An LLM is simply a model which given a sequence, predicts the rest of the sequence.
You can accurately describe any AGI or reasoning problem as an open domain sequence modeling problem. It is not an unreasonable hypothesis that brains evolved to solve a similar sequence modeling problem.
> It is not an unreasonable hypothesis that brains evolved to solve a similar sequence modeling problem.
The real world is random, requires making decisions on incomplete information in situations that have never happened before. The real world is not a sequence of tokens.
Consciousness requires instincts in order to prioritize the endless streams of information. One thing people dont want to accept about any AI is that humans always have to tell it WHAT to think about. Our base reptilian brains are the core driver behind all behavior. AI cannot learn that
How do our base reptilian brains reason? We don't know the specifics, but unless it's magic, then it's determined by some kind of logic. I doubt that logic is so unique that it can't eventually be reproduced in computers.
Reptiles didn't use language tokens, that's for sure. We don't have reptilian brains anyway, it's just that part of our brain architecture evolved from a common ancestor. The stuff that might function somewhat similar to an LLM is most likely in the neocortex. But that's for neuroscientists to figure out, not computer scientists. Whatever the case is, it had to have evolved. LLMs are intelligently designed by us, so we should be a little cautious in making that analogy.
"Consciousness requires instincts in order to prioritize the endless streams of information. "
What if "instinct" is also just (pretrained) model weight?
The human brain is very complex and far from understood and definitely does NOT work like a LLM. But it likely shares some core concepts. Neuronal networks were inspired by brain synapses after all.
> What if "instinct" is also just (pretrained) model weight?
Sure - then it will take the same amount of energy to train as our reptilian and higher brains took. That means trillions of real life experiences over millions of years.

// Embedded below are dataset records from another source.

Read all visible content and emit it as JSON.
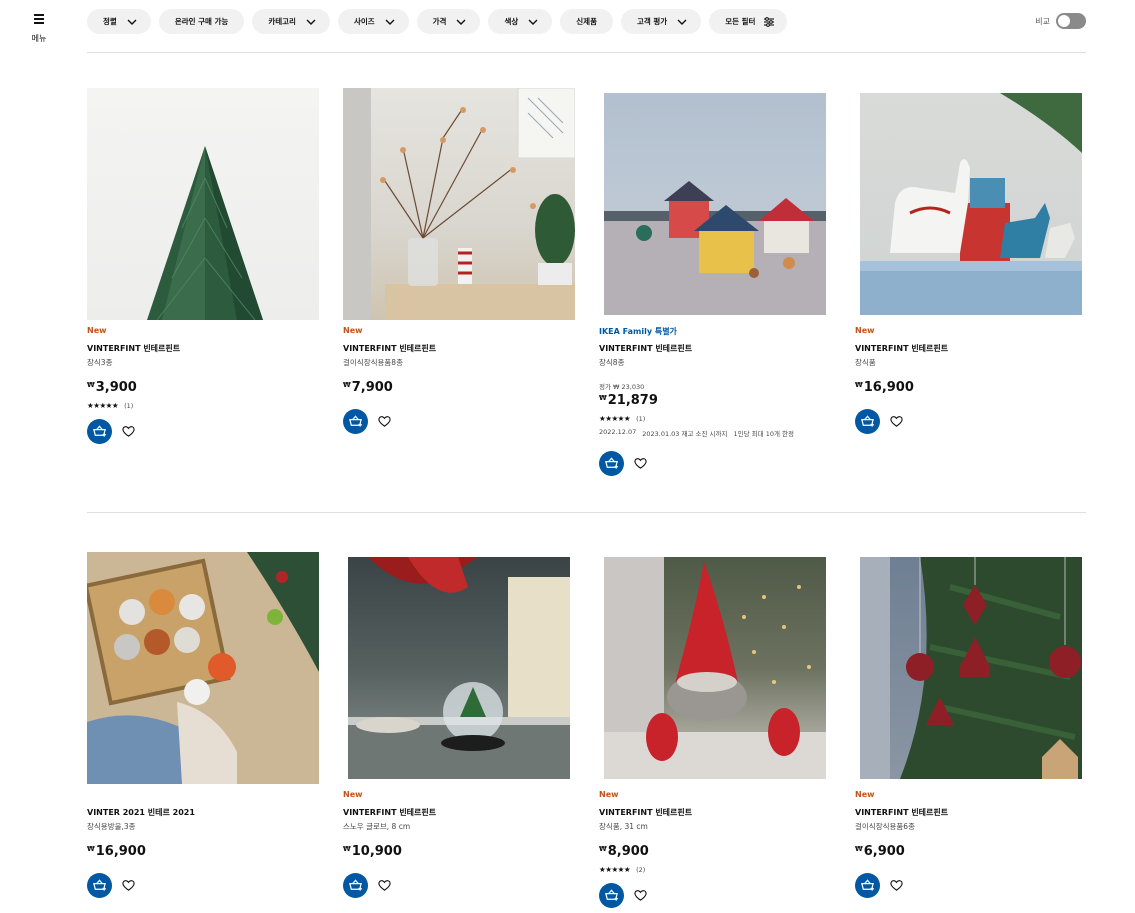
{
  "menu": {
    "label": "메뉴",
    "icon": "hamburger-icon"
  },
  "filters": [
    {
      "label": "정렬",
      "icon": "chevron-down-icon"
    },
    {
      "label": "온라인 구매 가능",
      "icon": ""
    },
    {
      "label": "카테고리",
      "icon": "chevron-down-icon"
    },
    {
      "label": "사이즈",
      "icon": "chevron-down-icon"
    },
    {
      "label": "가격",
      "icon": "chevron-down-icon"
    },
    {
      "label": "색상",
      "icon": "chevron-down-icon"
    },
    {
      "label": "신제품",
      "icon": ""
    },
    {
      "label": "고객 평가",
      "icon": "chevron-down-icon"
    },
    {
      "label": "모든 필터",
      "icon": "sliders-icon"
    }
  ],
  "compare": {
    "label": "비교",
    "enabled": false
  },
  "colors": {
    "accent": "#0058a3",
    "new_badge": "#c4501e",
    "family_badge": "#0058a3"
  },
  "products": [
    {
      "badge": "New",
      "name": "VINTERFINT 빈테르핀트",
      "desc": "장식3종",
      "currency": "₩",
      "price": "3,900",
      "stars": "★★★★★",
      "rating_count": "(1)"
    },
    {
      "badge": "New",
      "name": "VINTERFINT 빈테르핀트",
      "desc": "걸이식장식용품8종",
      "currency": "₩",
      "price": "7,900"
    },
    {
      "badge": "IKEA Family 특별가",
      "name": "VINTERFINT 빈테르핀트",
      "desc": "장식8종",
      "old_price": "정가 ₩ 23,030",
      "currency": "₩",
      "price": "21,879",
      "stars": "★★★★★",
      "rating_count": "(1)",
      "date_start": "2022.12.07",
      "date_end": "2023.01.03 재고 소진 시까지",
      "limit": "1인당 최대 10개 한정"
    },
    {
      "badge": "New",
      "name": "VINTERFINT 빈테르핀트",
      "desc": "장식품",
      "currency": "₩",
      "price": "16,900"
    },
    {
      "badge": "",
      "name": "VINTER 2021 빈테르 2021",
      "desc": "장식용방울,3종",
      "currency": "₩",
      "price": "16,900"
    },
    {
      "badge": "New",
      "name": "VINTERFINT 빈테르핀트",
      "desc": "스노우 글로브, 8 cm",
      "currency": "₩",
      "price": "10,900"
    },
    {
      "badge": "New",
      "name": "VINTERFINT 빈테르핀트",
      "desc": "장식품, 31 cm",
      "currency": "₩",
      "price": "8,900",
      "stars": "★★★★★",
      "rating_count": "(2)"
    },
    {
      "badge": "New",
      "name": "VINTERFINT 빈테르핀트",
      "desc": "걸이식장식용품6종",
      "currency": "₩",
      "price": "6,900"
    }
  ]
}
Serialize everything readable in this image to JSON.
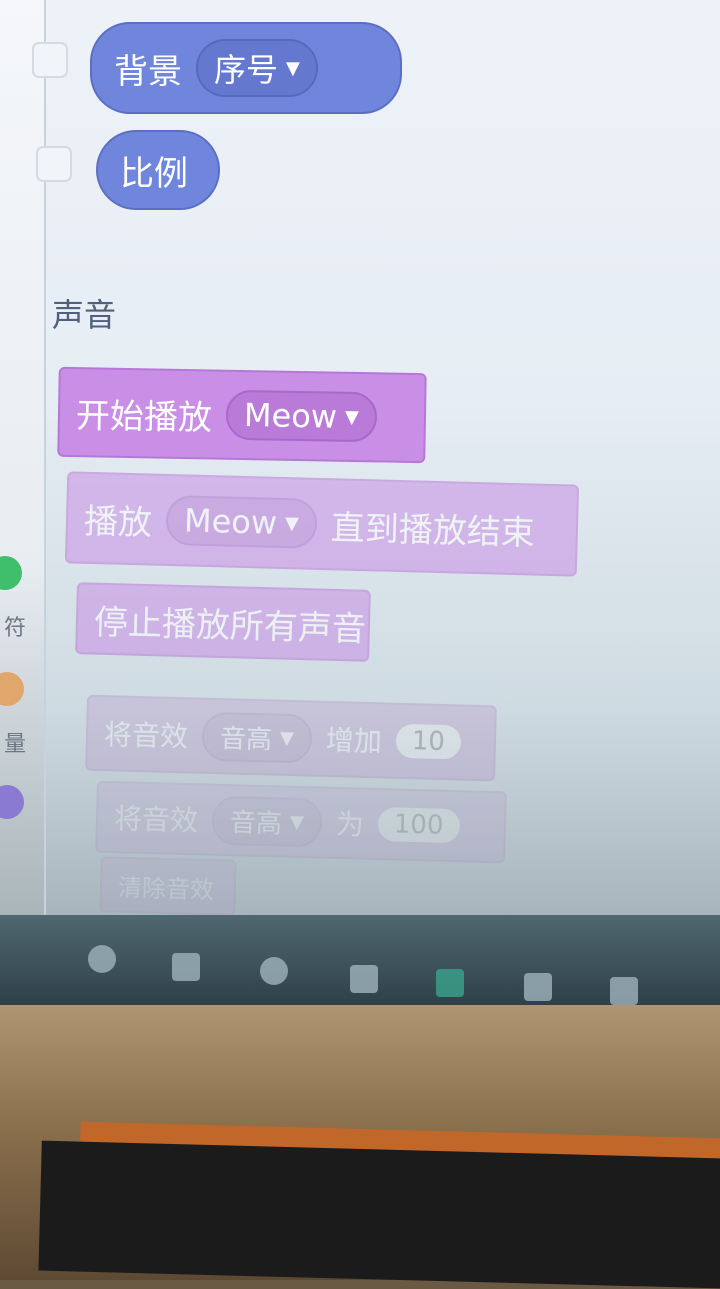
{
  "looks": {
    "backdrop_label": "背景",
    "backdrop_dropdown": "序号",
    "size_label": "比例"
  },
  "sidebar": {
    "cat_label_1": "符",
    "cat_label_2": "量"
  },
  "sound": {
    "section_title": "声音",
    "start_sound_label": "开始播放",
    "start_sound_value": "Meow",
    "play_until_label": "播放",
    "play_until_value": "Meow",
    "play_until_suffix": "直到播放结束",
    "stop_all_label": "停止播放所有声音",
    "change_effect_label": "将音效",
    "change_effect_value": "音高",
    "change_effect_verb": "增加",
    "change_effect_amount": "10",
    "set_effect_label": "将音效",
    "set_effect_value": "音高",
    "set_effect_verb": "为",
    "set_effect_amount": "100",
    "clear_effects_label": "清除音效"
  },
  "colors": {
    "looks": "#6f86dc",
    "sound": "#c98fe6"
  },
  "icons": [
    "chevron-down-icon",
    "checkbox",
    "taskbar-icons"
  ]
}
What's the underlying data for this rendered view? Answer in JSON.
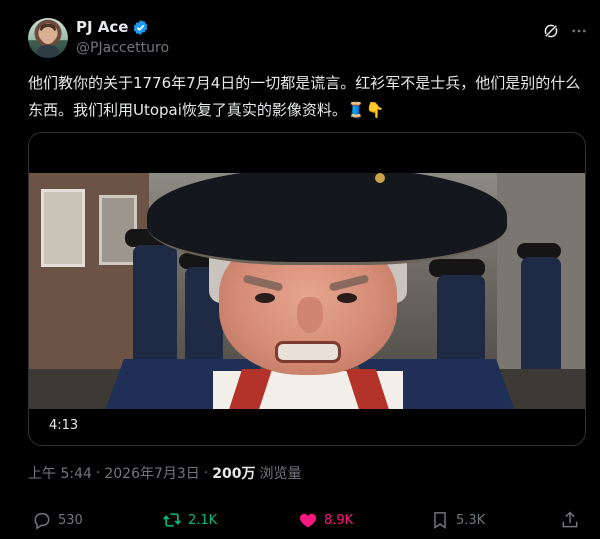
{
  "author": {
    "display_name": "PJ Ace",
    "handle": "@PJaccetturo",
    "verified": true,
    "avatar": "avatar-photo"
  },
  "tweet": {
    "text": "他们教你的关于1776年7月4日的一切都是谎言。红衫军不是士兵，他们是别的什么东西。我们利用Utopai恢复了真实的影像资料。🧵👇"
  },
  "media": {
    "type": "video",
    "duration": "4:13"
  },
  "meta": {
    "time": "上午 5:44",
    "separator1": "·",
    "date": "2026年7月3日",
    "separator2": "·",
    "views_count": "200万",
    "views_label": "浏览量"
  },
  "actions": {
    "reply_count": "530",
    "retweet_count": "2.1K",
    "like_count": "8.9K",
    "bookmark_count": "5.3K"
  },
  "icons": {
    "reply": "reply-icon",
    "retweet": "retweet-icon",
    "like": "heart-icon",
    "bookmark": "bookmark-icon",
    "share": "share-icon",
    "grok": "grok-icon",
    "more": "more-icon",
    "verified": "verified-badge-icon"
  },
  "colors": {
    "background": "#000000",
    "text": "#e7e9ea",
    "muted": "#71767b",
    "retweet_active": "#00ba7c",
    "like_active": "#f91880",
    "verified": "#1d9bf0"
  }
}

Not at all, it took life hundreds of millions of years to develop brains that could work with language, and took us tens of thousands of years to develop languages and writing and universal literacy. Now computers can print it, visually read it, speech-to-text transcribe it, write/create/generate it coherently, text-to-speech output it, translate between languages, rewrite in different styles, explain other writings, and that only took - well, roughly one human lifetime since computers became a thing.
Information is a loaded word. Sure, you can say that based on our physical theories, you can think of the world that way, but information is what's meaningful to us amongst all the noise of the world. Meaningful for goals like survival and reproduction from our ancestors. Nervous systems evolved to help animals decide what's important to focus on. It's not a premade data set, the brain makes it meaningful in context of it's environment.
It depends on the goal, epicycles don't tell you about the nature of heavenly bodies - but they do let you keep an accurate calendar for a reasonable definition of accurate. I'm not sure whether I need deep understanding of intelligence to gain economic benefit from AI.
You can accurately describe any AGI or reasoning problem as an open domain sequence modeling problem. It is not an unreasonable hypothesis that brains evolved to solve a similar sequence modeling problem.